Estuve allí desde los cuatro a los seis años, en compañía de mi hermano Oriol, que era más pequeño que yo. Marchamos a finales de 1939, cuando empezaba la Segunda Guerra Mundial. Lo recuerdo bien porque, al llegar a París, mi padre me compró un pastel con seis velas, tres de color rosa y tres azul cielo. También nos llevó a ver la película “Blancanieves” que se había estrenado recientemente.
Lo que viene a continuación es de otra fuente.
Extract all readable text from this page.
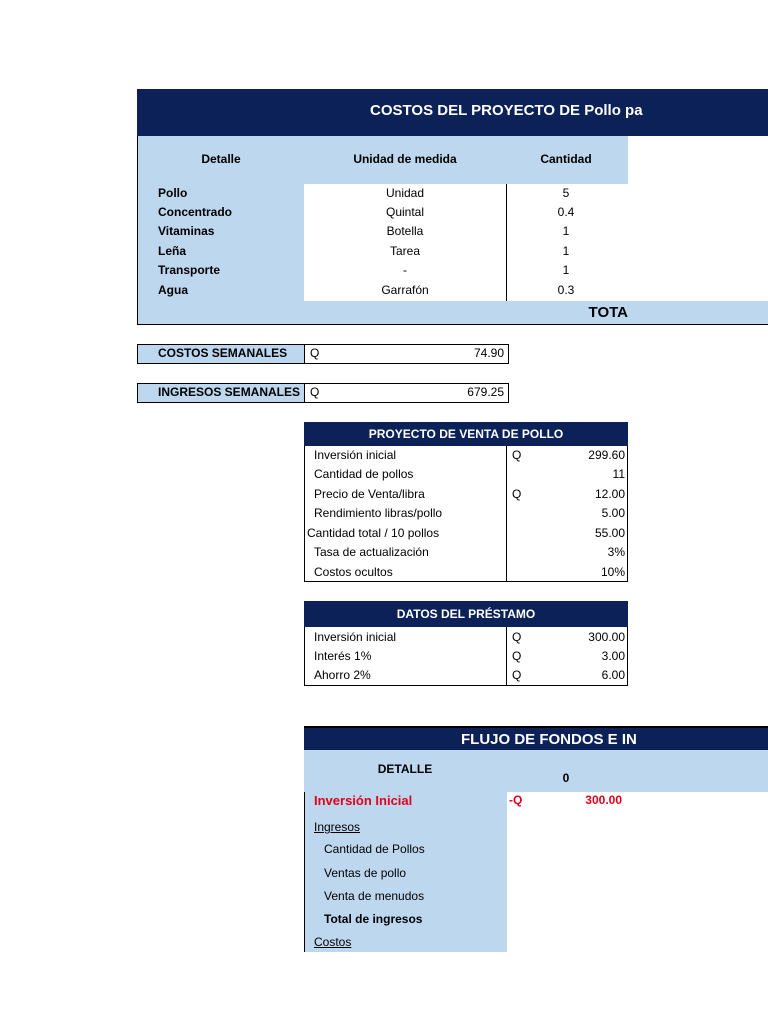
COSTOS DEL PROYECTO DE Pollo pa
Detalle	Unidad de medida	Cantidad
Pollo	Unidad	5
Concentrado	Quintal	0.4
Vitaminas	Botella	1
Leña	Tarea	1
Transporte	-	1
Agua	Garrafón	0.3
TOTA
COSTOS SEMANALES Q	74.90
INGRESOS SEMANALES Q	679.25
PROYECTO DE VENTA DE POLLO
Inversión inicial	Q	299.60
Cantidad de pollos	11
Precio de Venta/libra	Q	12.00
Rendimiento libras/pollo	5.00
Cantidad total / 10 pollos	55.00
Tasa de actualización	3%
Costos ocultos	10%
DATOS DEL PRÉSTAMO
Inversión inicial	Q	300.00
Interés 1%	Q	3.00
Ahorro 2%	Q	6.00
FLUJO DE FONDOS E IN
DETALLE
0
Inversión Inicial	-Q	300.00
Ingresos
Cantidad de Pollos
Ventas de pollo
Venta de menudos
Total de ingresos
Costos
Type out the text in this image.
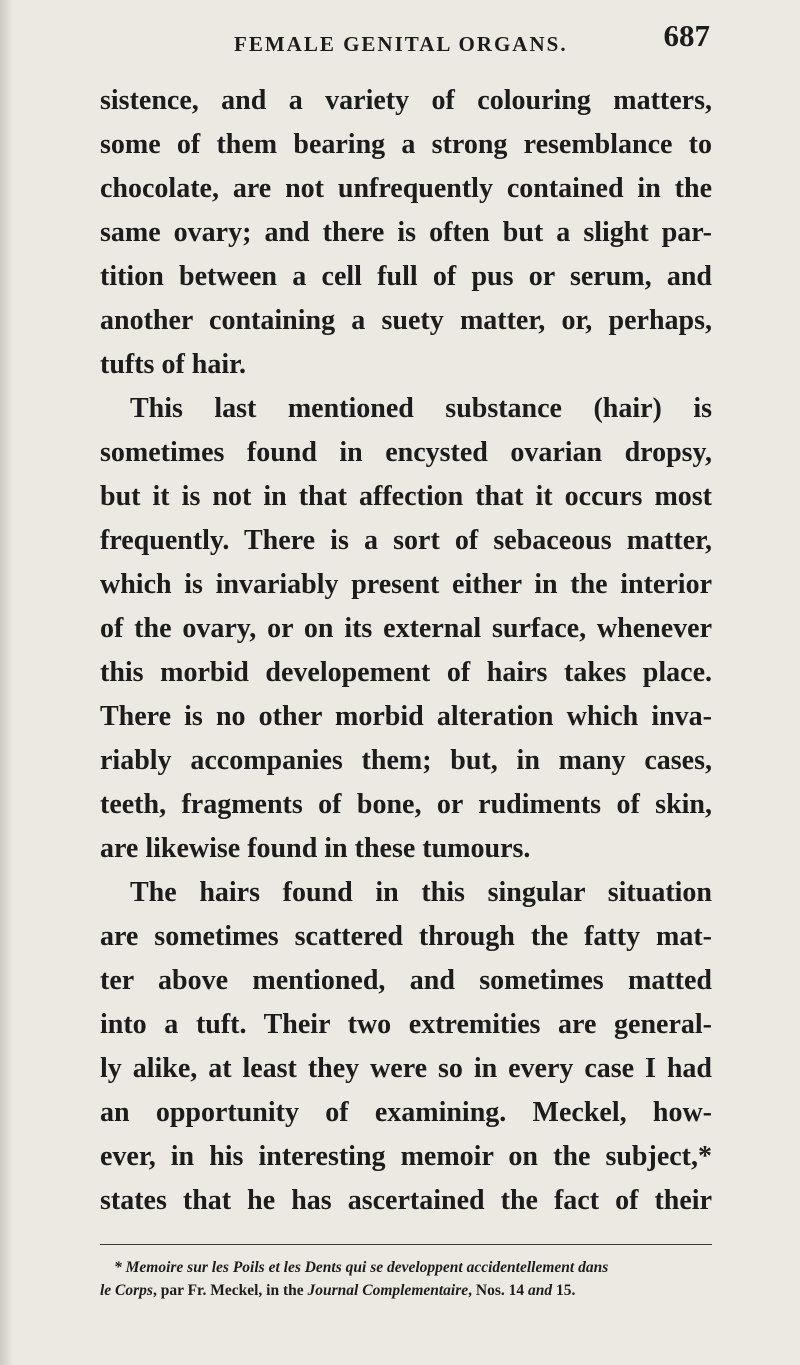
FEMALE GENITAL ORGANS.	687
sistence, and a variety of colouring matters,
some of them bearing a strong resemblance to
chocolate, are not unfrequently contained in the
same ovary; and there is often but a slight par-
tition between a cell full of pus or serum, and
another containing a suety matter, or, perhaps,
tufts of hair.
This last mentioned substance (hair) is
sometimes found in encysted ovarian dropsy,
but it is not in that affection that it occurs most
frequently. There is a sort of sebaceous matter,
which is invariably present either in the interior
of the ovary, or on its external surface, whenever
this morbid developement of hairs takes place.
There is no other morbid alteration which inva-
riably accompanies them; but, in many cases,
teeth, fragments of bone, or rudiments of skin,
are likewise found in these tumours.
The hairs found in this singular situation
are sometimes scattered through the fatty mat-
ter above mentioned, and sometimes matted
into a tuft. Their two extremities are general-
ly alike, at least they were so in every case I had
an opportunity of examining. Meckel, how-
ever, in his interesting memoir on the subject,*
states that he has ascertained the fact of their
* Memoire sur les Poils et les Dents qui se developpent accidentellement dans
le Corps, par Fr. Meckel, in the Journal Complementaire, Nos. 14 and 15.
De la capital francesa viajamos a Port Bou y Barcelona, donde nos esperaban nuestros abuelos. Mi abuelo era el propietario del café de la Rambla. Vivían en la calle Fernando y allí nos recibió nuestra abuela. Una vez en la casa, nos metió en una habitación y salió un momento para buscar un par de pijamas y acostarnos.
Allí viví el primer encontronazo entre lo que había sido mi vida en la escuela Freinet y lo que me esperaba a partir de ahora. En la escuela hacíamos vida muy naturista en todo y el desnudo integral era habitual entre nosotros, tanto los adultos como los niños. Al salir mi abuela de la habitación desnudé a mi hermano y lo puse a dormir; yo hice lo mismo. Cuando regresó con los pijamas y comprobó que estábamos los dos desnudos en la cama, rompió a llorar convencida de que aquello era un pecado gravísimo contra el pudor y las buenas costumbres. Lo recuerdo perfectamente: mi abuela llorando desconsoladamente queriendo taparme con una sábana y yo hablando con ella intentando explicarle. Nunca entendí ese perjuicio. Siempre he considerado que el desnudo es un estado natural de la persona y no hay ninguna razón para avergonzarse de él. No por una cuestión de exhibicionismo, sino por simple naturalidad.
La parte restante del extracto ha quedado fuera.